AlphaGo versus Lee Sedol

In a pivotal scene from Greg Kohs' new documentary ALPHAGO, computer scientists hunch together in a control room reading out predictions from a computer program that they have pitted against the world-leading champion, Lee Sedol, of the board game Go. In a best-of-five tournament held in March of 2016, the computer program, Google’s AlphaGo, won four games. Kohs is in the room during this landmark moment for the application of artificial intelligence research.

Set to an orchestral score, Kohs' film graphically explains the way that Go is played and the 10,170 possible configurations a board can take. In 1997, IBM’s program Deep Blue beat champion Gary Kasparov in one of six chess matches. As the film makes clear, it was predicted that artificial intelligence would not be advanced enough to beat a human at a game as complex as Go for another ten years. Going into the match, Sedol speaks confidently about the game and even the computer scientists express doubts that their program will be victorious.


Go, like chess, is a turn-taking game. The program AlphaGo has an algorithm that instructed its neural networks to train via an uploaded databased of professional matches. Improvements were further implemented by the machine playing itself, as well as from additional games with Go masters. This is a technique called deep learning.

The director of ALPHAGO, Greg Kohs, seems to buy into the idea that machines will help humans be better humans.
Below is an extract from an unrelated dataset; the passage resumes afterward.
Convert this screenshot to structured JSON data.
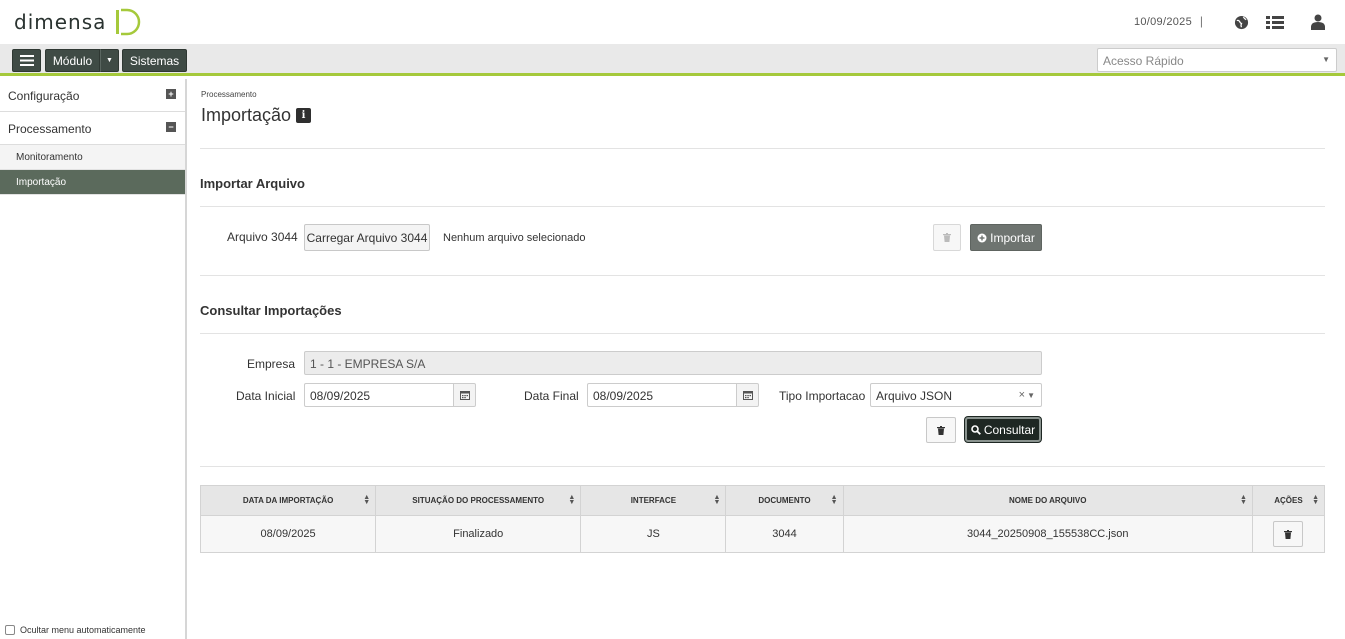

Sedol speaks to the camera after winning about how being pitted against AlphaGo has given him a new reason to play. There is passing mention that artificial intelligence engineers from top companies such as IBM and Google should ensure there is a consensus about ethical boundaries. But for a film that seems to ultimately be about humans and less about the research, the director does not make much effort to go beyond the confines of conference rooms. It is, however, amazing that he is there.


ALPHAGO is now in theatres. Directed and filmed by Greg Kohs, it is composed by Volker Bertlemann, and edited by Cindy Lee.